I got to see those diva ways first hand when she came to Buenos Aires in November of 2007 to work with my friend Andres on several live performances. I went with him to pick her up at the airport (where the members of Duran Duran were also arriving for several concerts in Argentina!) because he needed someone with experience dealing with temperamental divas (I've interviewed most of them, with the glaring exception of Madonna) and someone with a perfect command of English.
Though she didn't come across as being quite the nutcase that Kristine W made her out to be, I'll never forget her sitting in the back seat pleading with Andres, "Slow down! I don't want to die like Princess Diana."
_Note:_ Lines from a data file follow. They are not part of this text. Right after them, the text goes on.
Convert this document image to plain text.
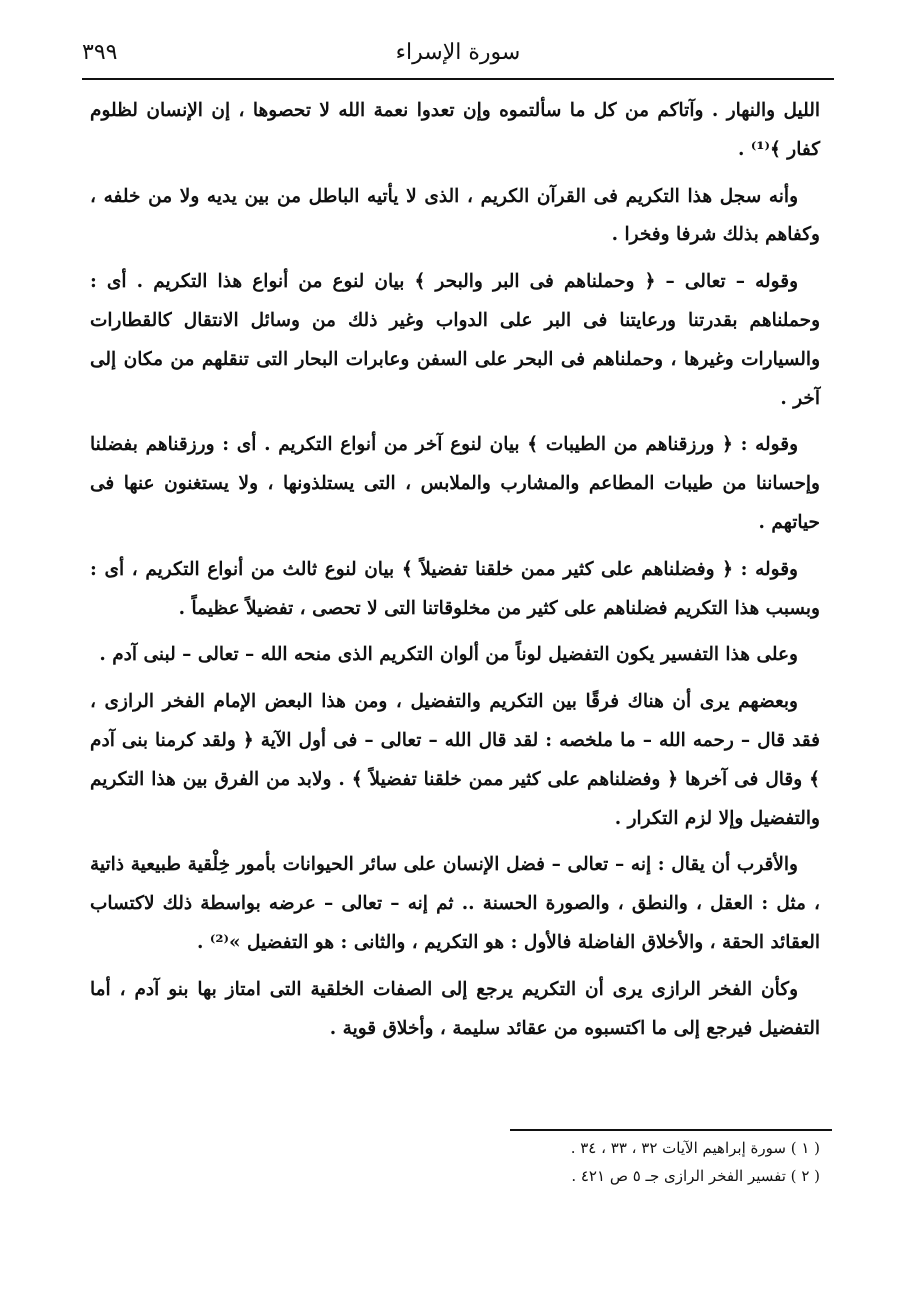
٣٩٩	سورة الإسراء

الليل والنهار . وآتاكم من كل ما سألتموه وإن تعدوا نعمة الله لا تحصوها ، إن الإنسان لظلوم كفار ﴾⁽¹⁾ .

وأنه سجل هذا التكريم فى القرآن الكريم ، الذى لا يأتيه الباطل من بين يديه ولا من خلفه ، وكفاهم بذلك شرفا وفخرا .

وقوله – تعالى – ﴿ وحملناهم فى البر والبحر ﴾ بيان لنوع من أنواع هذا التكريم . أى : وحملناهم بقدرتنا ورعايتنا فى البر على الدواب وغير ذلك من وسائل الانتقال كالقطارات والسيارات وغيرها ، وحملناهم فى البحر على السفن وعابرات البحار التى تنقلهم من مكان إلى آخر .

وقوله : ﴿ ورزقناهم من الطيبات ﴾ بيان لنوع آخر من أنواع التكريم . أى : ورزقناهم بفضلنا وإحساننا من طيبات المطاعم والمشارب والملابس ، التى يستلذونها ، ولا يستغنون عنها فى حياتهم .

وقوله : ﴿ وفضلناهم على كثير ممن خلقنا تفضيلاً ﴾ بيان لنوع ثالث من أنواع التكريم ، أى : وبسبب هذا التكريم فضلناهم على كثير من مخلوقاتنا التى لا تحصى ، تفضيلاً عظيماً .

وعلى هذا التفسير يكون التفضيل لوناً من ألوان التكريم الذى منحه الله – تعالى – لبنى آدم .

وبعضهم يرى أن هناك فرقًا بين التكريم والتفضيل ، ومن هذا البعض الإمام الفخر الرازى ، فقد قال – رحمه الله – ما ملخصه : لقد قال الله – تعالى – فى أول الآية ﴿ ولقد كرمنا بنى آدم ﴾ وقال فى آخرها ﴿ وفضلناهم على كثير ممن خلقنا تفضيلاً ﴾ . ولابد من الفرق بين هذا التكريم والتفضيل وإلا لزم التكرار .

والأقرب أن يقال : إنه – تعالى – فضل الإنسان على سائر الحيوانات بأمور خِلْقية طبيعية ذاتية ، مثل : العقل ، والنطق ، والصورة الحسنة .. ثم إنه – تعالى – عرضه بواسطة ذلك لاكتساب العقائد الحقة ، والأخلاق الفاضلة فالأول : هو التكريم ، والثانى : هو التفضيل »⁽²⁾ .

وكأن الفخر الرازى يرى أن التكريم يرجع إلى الصفات الخلقية التى امتاز بها بنو آدم ، أما التفضيل فيرجع إلى ما اكتسبوه من عقائد سليمة ، وأخلاق قوية .

( ١ ) سورة إبراهيم الآيات ٣٢ ، ٣٣ ، ٣٤ .

( ٢ ) تفسير الفخر الرازى جـ ٥ ص ٤٢١ .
Andres and I still laugh about our adventures with the backseat driver today. But it makes sense that Martin would be a little bit off. That explains why her music is so remarkable (creative geniuses are rarely without a little insanity coursing through their brains), from her early work with S Express and Electribe 101 (the band's 1990 album, Electribal Memories, is essential listening for any fan of electropop) to Deadline for My Memories to 18 Carat Garbage (2001) to her string of stand-alone singles and collaborations (including Mikael Delta and Martin's "Oprah's Book," below, which name checks both Winfrey and Whitney Houston -- stunning). I would have to create a blog dedicated solely to Martin to properly honor all of her musical contributions.
So I'll simply say this: If you never got over "Your Loving Arms," get over it. Now run, don't walk, to your favorite mp3 retailer and download Hollywood Under the Knife, the album that Martin released on October 17 with her latest project, the Opiates. It's like the sound of glamour fading, the soundtrack to a shooting star falling down to earth and going up in flames.
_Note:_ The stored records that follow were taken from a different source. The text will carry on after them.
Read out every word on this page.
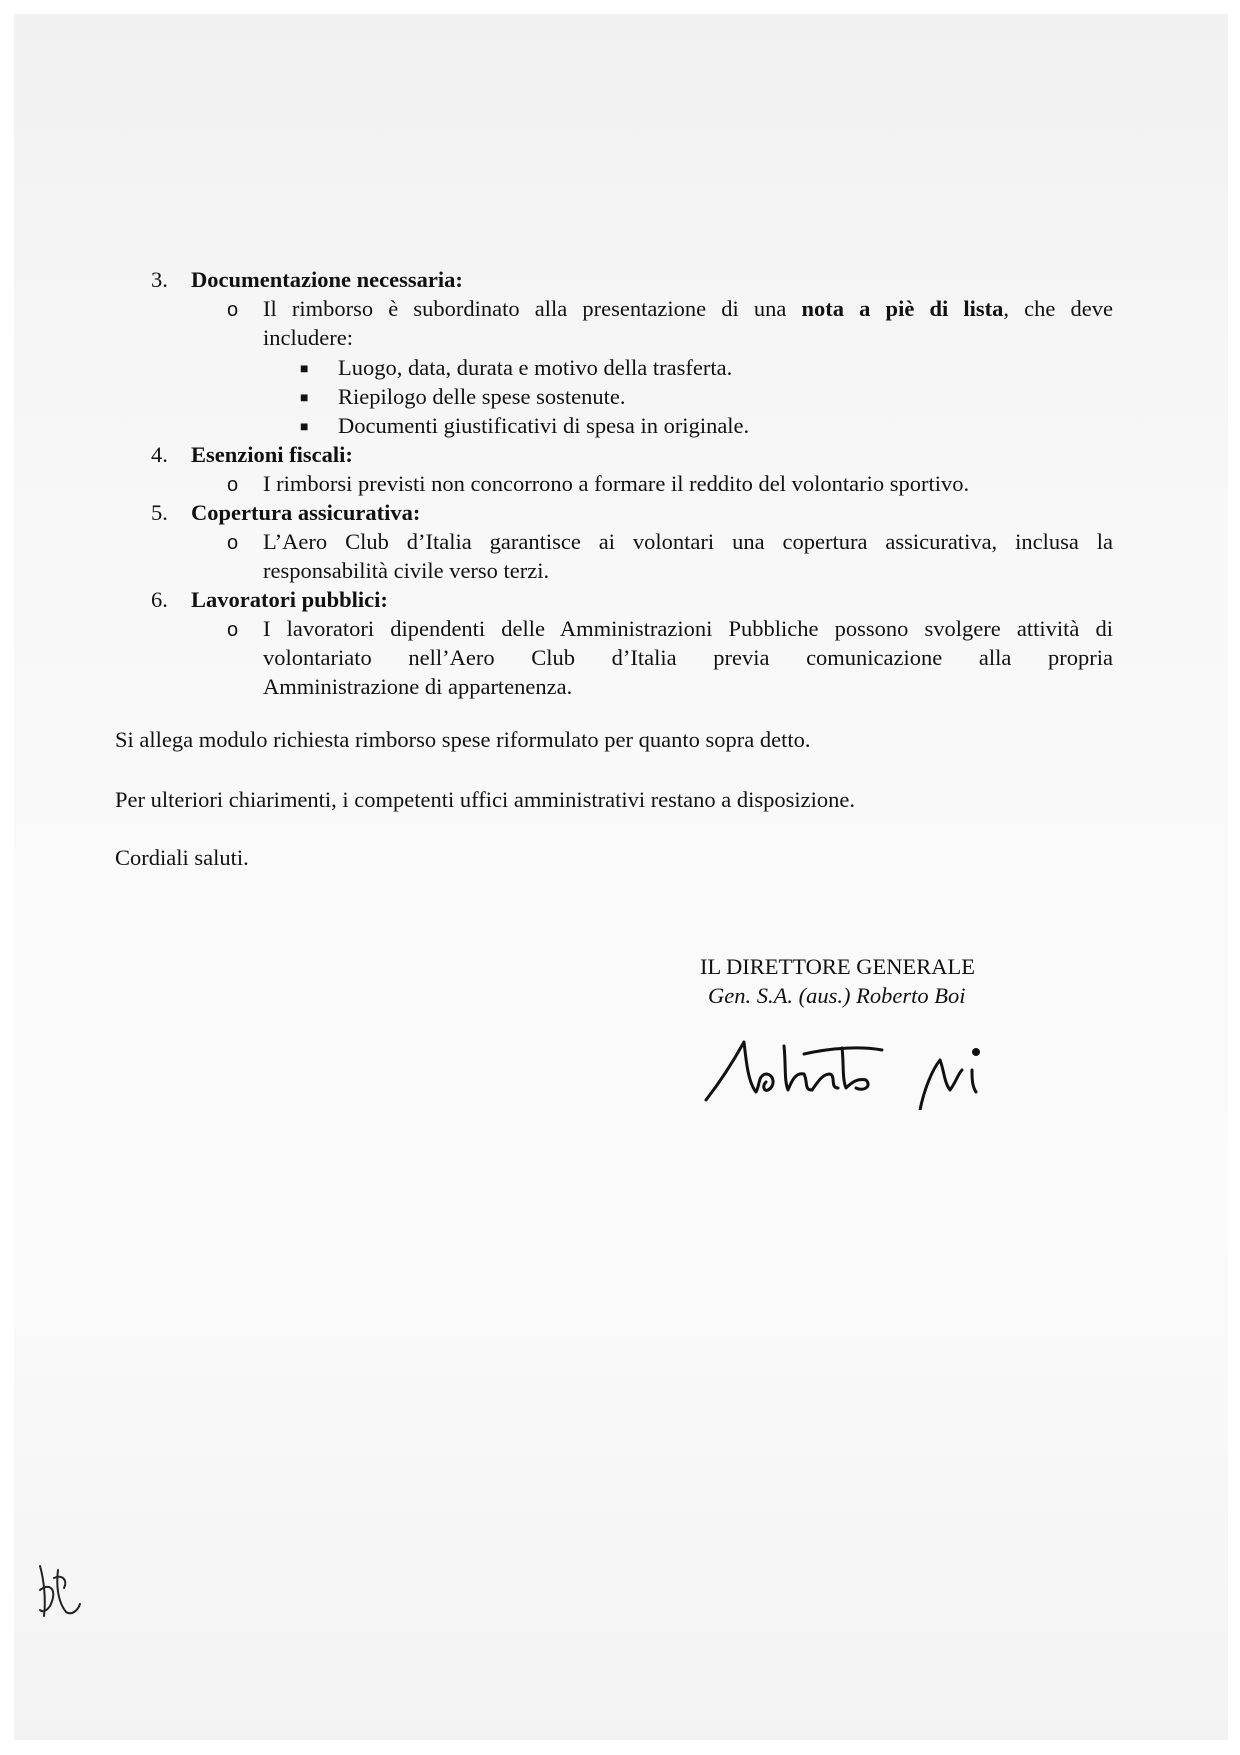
3. Documentazione necessaria:
o Il rimborso è subordinato alla presentazione di una nota a piè di lista, che deve
includere:
■ Luogo, data, durata e motivo della trasferta.
■ Riepilogo delle spese sostenute.
■ Documenti giustificativi di spesa in originale.
4. Esenzioni fiscali:
o I rimborsi previsti non concorrono a formare il reddito del volontario sportivo.
5. Copertura assicurativa:
o L’Aero Club d’Italia garantisce ai volontari una copertura assicurativa, inclusa la
responsabilità civile verso terzi.
6. Lavoratori pubblici:
o I lavoratori dipendenti delle Amministrazioni Pubbliche possono svolgere attività di
volontariato nell’Aero Club d’Italia previa comunicazione alla propria
Amministrazione di appartenenza.
Si allega modulo richiesta rimborso spese riformulato per quanto sopra detto.
Per ulteriori chiarimenti, i competenti uffici amministrativi restano a disposizione.
Cordiali saluti.
IL DIRETTORE GENERALE
Gen. S.A. (aus.) Roberto Boi
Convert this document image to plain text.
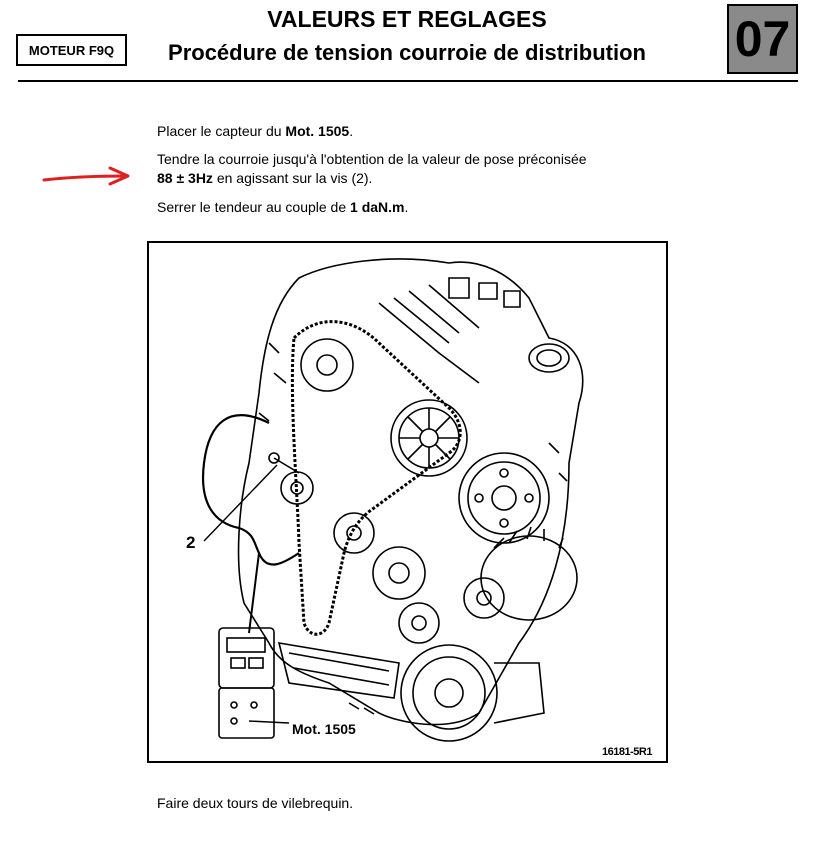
MOTEUR F9Q
VALEURS ET REGLAGES
Procédure de tension courroie de distribution	07
Placer le capteur du Mot. 1505.
Tendre la courroie jusqu'à l'obtention de la valeur de pose préconisée
88 ± 3Hz en agissant sur la vis (2).
Serrer le tendeur au couple de 1 daN.m.
2
Mot. 1505
16181-5R1
Faire deux tours de vilebrequin.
It's miles away from the dance music for which Martin is best known. I'd be tempted to file it under "ambient," but that suggests that it's merely background noise. This is tense, haunting, slowburn stuff that demands your undivided attention. When you're done, check out the Vince Clarke remix of "Sweet Suburban Disco," her more traditional dance single from earlier this year. It's as good as anything Clarke did with Alison Moyet (in Yaz), Andy Bell (in Erasure, whose new album, Tomorrow's World, came out in October completely under my radar) or Depeche Mode (on the band's 1981 debut, Speak and Spell).
Martin told me that she once ran into Siouxsie Sioux at a London bar, and not only, to Martin's extreme surprise, did Siouxsie knew who she was, but she gave her the highest compliment indeed. It was something along the lines of how "divas" are not really her thing, but she's still in love with Billie Ray Martin.
That Siouxsie. She's got excellent taste. If you're going pick only one diva, it might as well be Billie Ray Martin.